Black death is not what I want to recall. Black life and joy, rather, is what I as a non-Black person want to celebrate and honor. Yet despite the increased footage and documentation citing what we know - i.e. that Black bodies are being brutalized by the police routinely and without just cause - we have yet to see actual reform. COVID-19 has had an outsize impact on Black, indigenous, and Latinx populations in the U.S., leading to more deaths in those groups than any other. The disproportionate impact of the disease on these groups is an indicator of the systemic oppression they already faced when it came to lower health outcomes and linked poverty. Meanwhile, spurious acts of police brutality against Black and brown bodies run unabated, yet another festering sore that we collectively refuse to reckon with.

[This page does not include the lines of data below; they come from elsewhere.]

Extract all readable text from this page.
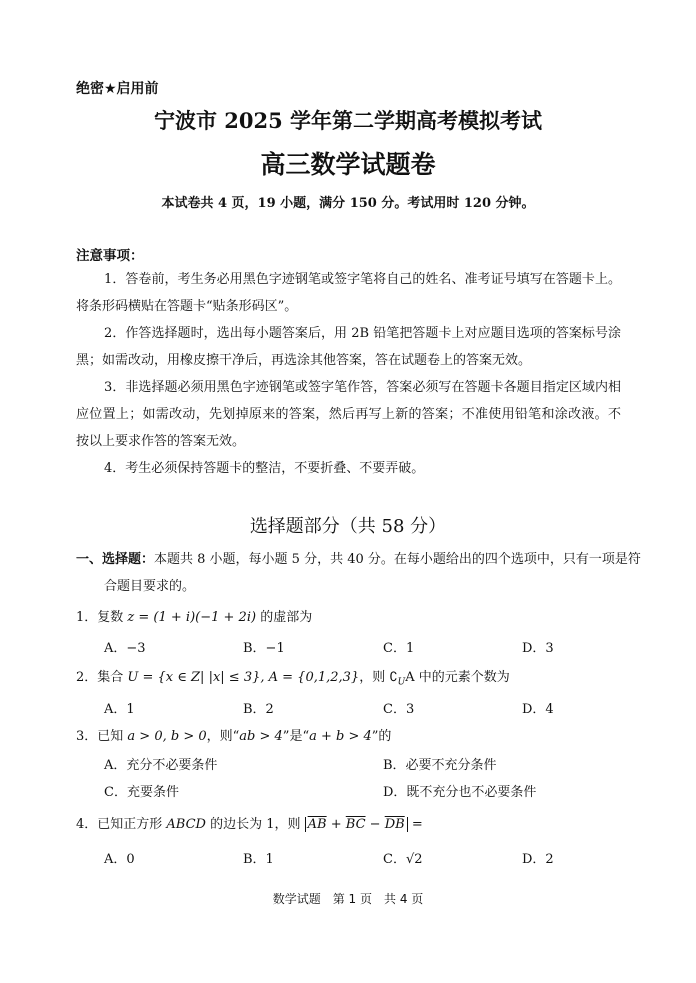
绝密★启用前
宁波市 2025 学年第二学期高考模拟考试
高三数学试题卷
本试卷共 4 页，19 小题，满分 150 分。考试用时 120 分钟。
注意事项：
1．答卷前，考生务必用黑色字迹钢笔或签字笔将自己的姓名、准考证号填写在答题卡上。将条形码横贴在答题卡“贴条形码区”。
2．作答选择题时，选出每小题答案后，用 2B 铅笔把答题卡上对应题目选项的答案标号涂黑；如需改动，用橡皮擦干净后，再选涂其他答案，答在试题卷上的答案无效。
3．非选择题必须用黑色字迹钢笔或签字笔作答，答案必须写在答题卡各题目指定区域内相应位置上；如需改动，先划掉原来的答案，然后再写上新的答案；不准使用铅笔和涂改液。不按以上要求作答的答案无效。
4．考生必须保持答题卡的整洁，不要折叠、不要弄破。
选择题部分（共 58 分）
一、选择题：本题共 8 小题，每小题 5 分，共 40 分。在每小题给出的四个选项中，只有一项是符合题目要求的。
1．复数 z = (1 + i)(−1 + 2i) 的虚部为
A．−3	B．−1	C．1	D．3
2．集合 U = {x ∈ Z| |x| ≤ 3}, A = {0,1,2,3}，则 $∁_UA$ 中的元素个数为
A．1	B．2	C．3	D．4
3．已知 a > 0, b > 0，则“ab > 4”是“a + b > 4”的
A．充分不必要条件	B．必要不充分条件
C．充要条件	D．既不充分也不必要条件
4．已知正方形 ABCD 的边长为 1，则 $\overline{AB} + \overline{BC} - \overline{DB}$ =
A．0	B．1	C．√2	D．2
数学试题　第 1 页　共 4 页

Earlier this evening, I shared a few words with my neighbor. He’s an older white man who has been sheltering in place for the past eleven weeks. He also happens to reside in the same home that his parents once bought in the mid-1950s. Standing six feet apart in our yards, we exchanged a few pleasantries about the weather. Then I listened to him talk about possible home renovation projects he was exploring: a new garage, an expansion of the upper level. I told him that renovations for our place would be on hold until we learned more about the eventual ‘recovery’ of our state. He smiled, raised his glass of pinot grigio and said with confidence: “We are so resilient!” That here we were, weeks afterward, still with jobs and money to spend, and here we we could see so many people out and about after so long, and why of course wouldn’t we emerge after all of this? An hour and a half after that conversation, the mayor of Chicago announced a curfew between 9 pm through 6 am in an attempt to disperse 3,000 protesters who were disgusted with police violence and fed up with the feeble judicial system’s response. We live merely 7 miles from the city’s limits. The relative quiet of the night was interrupted by a stray car on the road, another reminder that I reside in parallel universe, far apart from the reality of being Black in a system designed to oppress.

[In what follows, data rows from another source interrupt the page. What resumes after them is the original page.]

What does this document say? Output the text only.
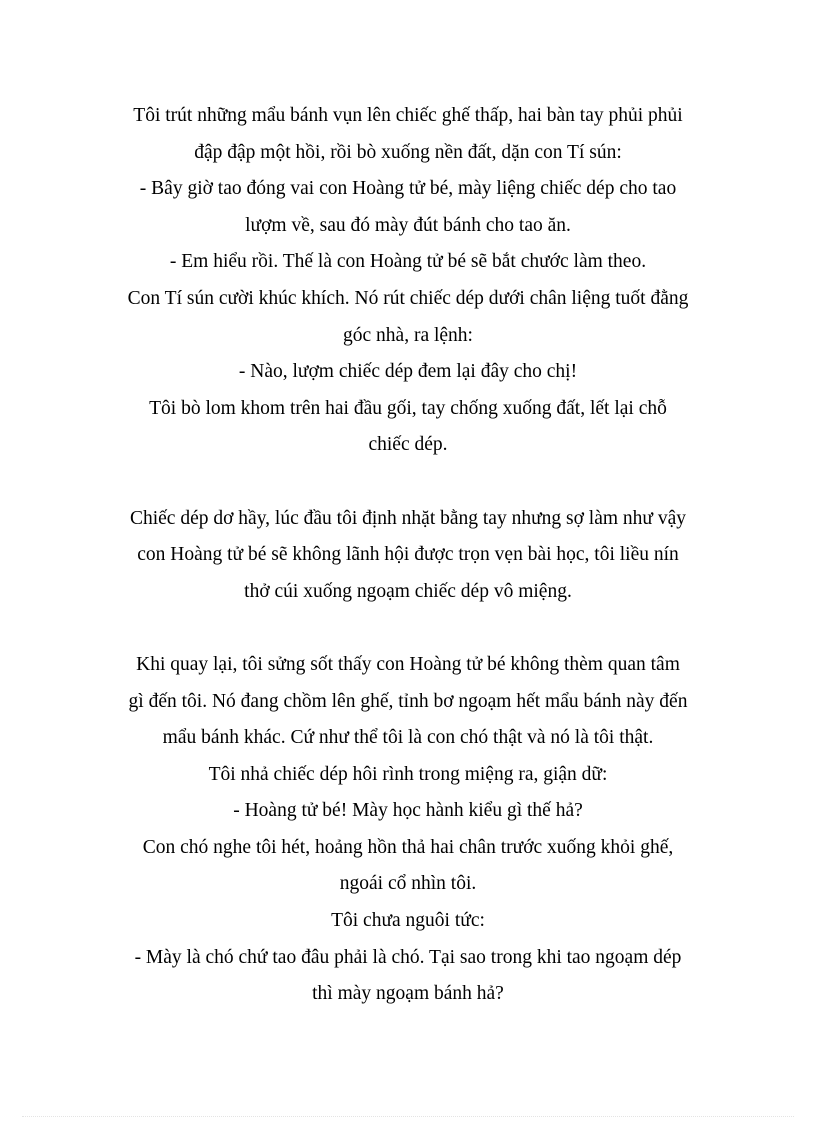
Tôi trút những mẩu bánh vụn lên chiếc ghế thấp, hai bàn tay phủi phủi
đập đập một hồi, rồi bò xuống nền đất, dặn con Tí sún:
- Bây giờ tao đóng vai con Hoàng tử bé, mày liệng chiếc dép cho tao
lượm về, sau đó mày đút bánh cho tao ăn.
- Em hiểu rồi. Thế là con Hoàng tử bé sẽ bắt chước làm theo.
Con Tí sún cười khúc khích. Nó rút chiếc dép dưới chân liệng tuốt đằng
góc nhà, ra lệnh:
- Nào, lượm chiếc dép đem lại đây cho chị!
Tôi bò lom khom trên hai đầu gối, tay chống xuống đất, lết lại chỗ
chiếc dép.
Chiếc dép dơ hầy, lúc đầu tôi định nhặt bằng tay nhưng sợ làm như vậy
con Hoàng tử bé sẽ không lãnh hội được trọn vẹn bài học, tôi liều nín
thở cúi xuống ngoạm chiếc dép vô miệng.
Khi quay lại, tôi sửng sốt thấy con Hoàng tử bé không thèm quan tâm
gì đến tôi. Nó đang chồm lên ghế, tỉnh bơ ngoạm hết mẩu bánh này đến
mẩu bánh khác. Cứ như thể tôi là con chó thật và nó là tôi thật.
Tôi nhả chiếc dép hôi rình trong miệng ra, giận dữ:
- Hoàng tử bé! Mày học hành kiểu gì thế hả?
Con chó nghe tôi hét, hoảng hồn thả hai chân trước xuống khỏi ghế,
ngoái cổ nhìn tôi.
Tôi chưa nguôi tức:
- Mày là chó chứ tao đâu phải là chó. Tại sao trong khi tao ngoạm dép
thì mày ngoạm bánh hả?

I began writing this newsletter in a state of confusion. The things I had known to be true - the boundaries that delineated home, work, family, friends, and colleagues, the places that stood still in spite of the seasons changing around them, the sky that switched on the turn of a cloud from slate to cerulean - were no longer true. It’s easy to point to the virus as the exquisite crash that made it all apparent, but no: there were many, much smaller eruptions that had taken place in my life in the months prior to the immense stillness imposed upon us following the outbreak. Eruptions breaking apart what I thought was foundational led me to more questions. What does mutuality mean? Who and what do I turn to when I seek delight or comfort? What protean shame led me to mask, figuratively and otherwise, who I am, and where does that mask now come off? How do we work in synchrony when our timelines are governed by algorithms not of our making?

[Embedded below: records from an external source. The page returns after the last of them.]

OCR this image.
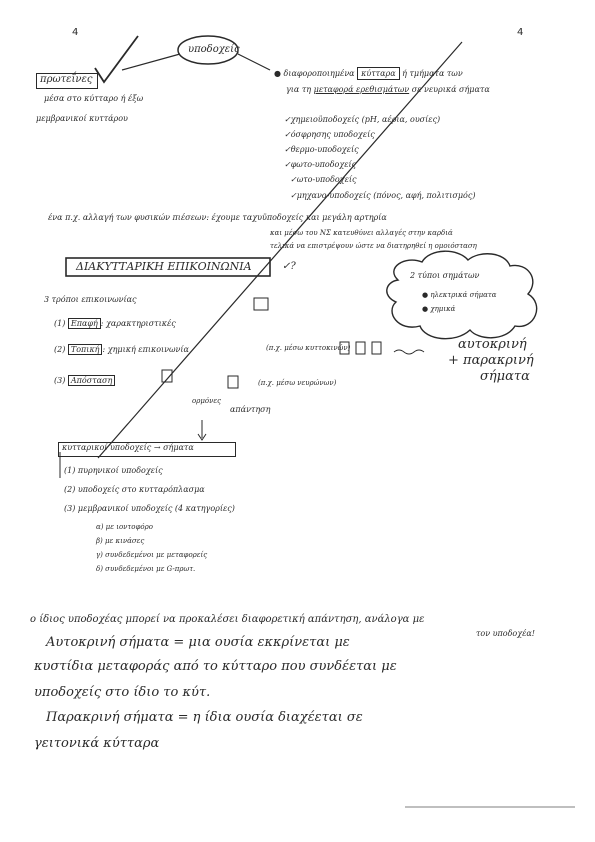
4	4
υποδοχείς
πρωτεΐνες
μέσα στο κύτταρο ή έξω
μεμβρανικοί κυττάρου
● διαφοροποιημένα κύτταρα ή τμήματα των
για τη μεταφορά ερεθισμάτων σε νευρικά σήματα
✓χημειοϋποδοχείς (pH, αέρια, ουσίες)
✓όσφρησης υποδοχείς
✓θερμο-υποδοχείς
✓φωτο-υποδοχείς
✓ωτο-υποδοχείς
✓μηχανο-υποδοχείς (πόνος, αφή, πολιτισμός)
ένα π.χ. αλλαγή των φυσικών πιέσεων: έχουμε ταχυϋποδοχείς και μεγάλη αρτηρία
και μέσω του ΝΣ κατευθύνει αλλαγές στην καρδιά
τελικά να επιστρέψουν ώστε να διατηρηθεί η ομοιόσταση
ΔΙΑΚΥΤΤΑΡΙΚΗ ΕΠΙΚΟΙΝΩΝΙΑ	✓?
3 τρόποι επικοινωνίας
(1) Επαφή : χαρακτηριστικές
(2) Τοπική : χημική επικοινωνία	(π.χ. μέσω κυττοκινών)
(3) Απόσταση	(π.χ. μέσω νευρώνων)
ορμόνες
απάντηση
2 τύποι σημάτων
● ηλεκτρικά σήματα
● χημικά
αυτοκρινή
+ παρακρινή
σήματα
κυτταρικοί υποδοχείς → σήματα
(1) πυρηνικοί υποδοχείς
(2) υποδοχείς στο κυτταρόπλασμα
(3) μεμβρανικοί υποδοχείς (4 κατηγορίες)
α) με ιοντοφόρο
β) με κινάσες
γ) συνδεδεμένοι με μεταφορείς
δ) συνδεδεμένοι με G-πρωτ.
ο ίδιος υποδοχέας μπορεί να προκαλέσει διαφορετική απάντηση, ανάλογα με
τον υποδοχέα!
Αυτοκρινή σήματα = μια ουσία εκκρίνεται με
κυστίδια μεταφοράς από το κύτταρο που συνδέεται με
υποδοχείς στο ίδιο το κύτ.
Παρακρινή σήματα = η ίδια ουσία διαχέεται σε
γειτονικά κύτταρα
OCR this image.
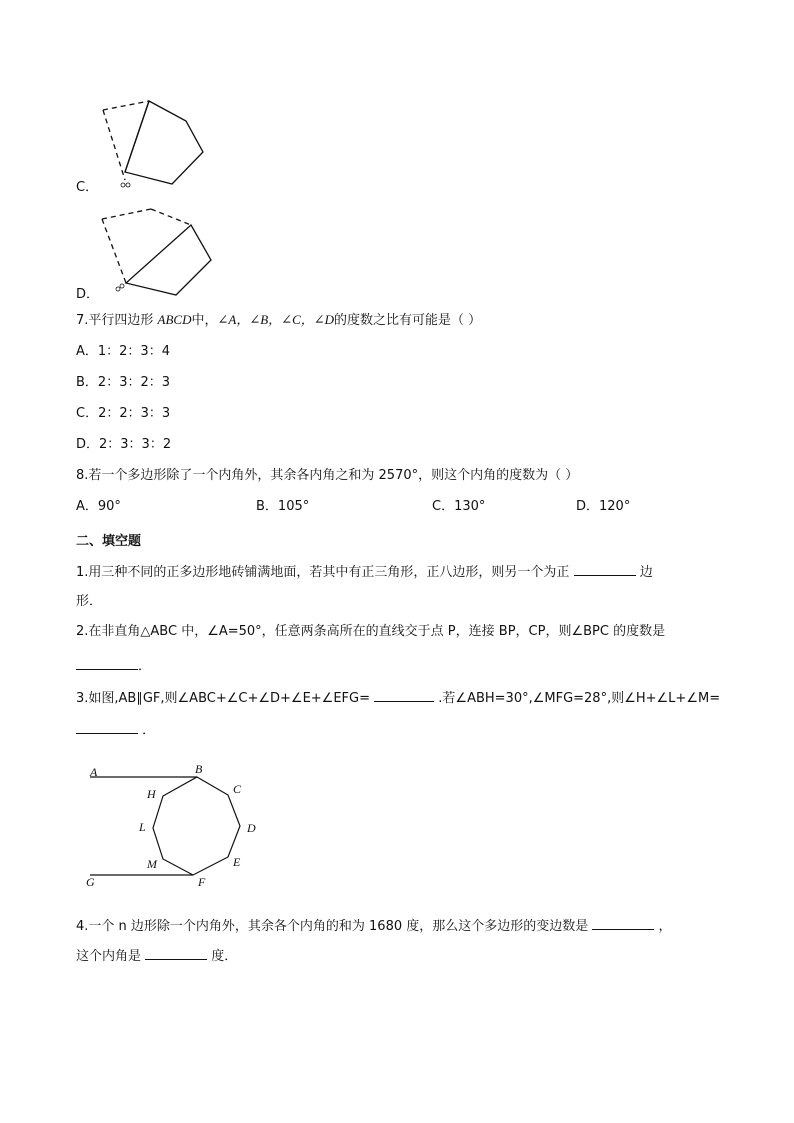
C．
D．
7.平行四边形 ABCD中，∠A，∠B，∠C，∠D的度数之比有可能是（ ）
A．1：2：3：4
B．2：3：2：3
C．2：2：3：3
D．2：3：3：2
8.若一个多边形除了一个内角外，其余各内角之和为 2570°，则这个内角的度数为（ ）
A．90°	B．105°	C．130°	D．120°
二、填空题
1.用三种不同的正多边形地砖铺满地面，若其中有正三角形，正八边形，则另一个为正	边
形．
2.在非直角△ABC 中，∠A=50°，任意两条高所在的直线交于点 P，连接 BP，CP，则∠BPC 的度数是
．
3.如图,AB∥GF,则∠ABC+∠C+∠D+∠E+∠EFG=	.若∠ABH=30°,∠MFG=28°,则∠H+∠L+∠M=
．
A	B
C
D
E
F
G
H
L
M
4.一个 n 边形除一个内角外，其余各个内角的和为 1680 度，那么这个多边形的变边数是	，
这个内角是	度．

During a #lowkeyreadingparty, one of my fellow readers made me stop and consider the exquisite break-up we have from time to time with our selves, our loved ones, and yes, even the ideas we once held so dear. I can’t keep my eyes off of it, Isobel O’Hare:
You escaped the cage of your parents and instead of remaining in the wild you set out to find replacement cages. You found them in relationships, in academia, and in jobs you thought would provide the stability and definition your life had always lacked. You leave these cages when your skin begins to meld with the metal and your own limbs have prevented you from roaming. You peel yourself back, which is painful and confusing. It would be so easy to stay right here. that space, the space we move through, and dwell in, is made up of the infinitesimal crystals that we murmur. The filmmaker Werner Herzog claims that there is an “ecstatic truth” that lies just beneath the surface of facts. You may gut a fish and label its many parts, but all you have gained is knowledge of a dead thing. If you can watch a fish be a fish and feel content in your unknowing, if you can appreciate beauty without having to possess it, which often necessitates an act of killing, then maybe there is hope for you.
O’Hare writes a series of letters that stop, start, interrupt, contradict, agitate, acquiesce, and pledge allegiance to the self. Thoughtful break-ups are very rare. I can fully admit that all my past break-ups were terrible, explosive events resulting in my never speaking to any of my exes ever again (and vice versa). These weeks of stillness - March, April, and May - reveal to me the gaps in my listening. Failure to compute is exactly that: a lack of linkages between what was said, what was heard, and what was understood. Living in semi-isolation with only my loved ones has been a process of not killing the fish, so to speak. The beautiful mess of not being in sync with the people I’ve greeted each day with for years is precisely the point.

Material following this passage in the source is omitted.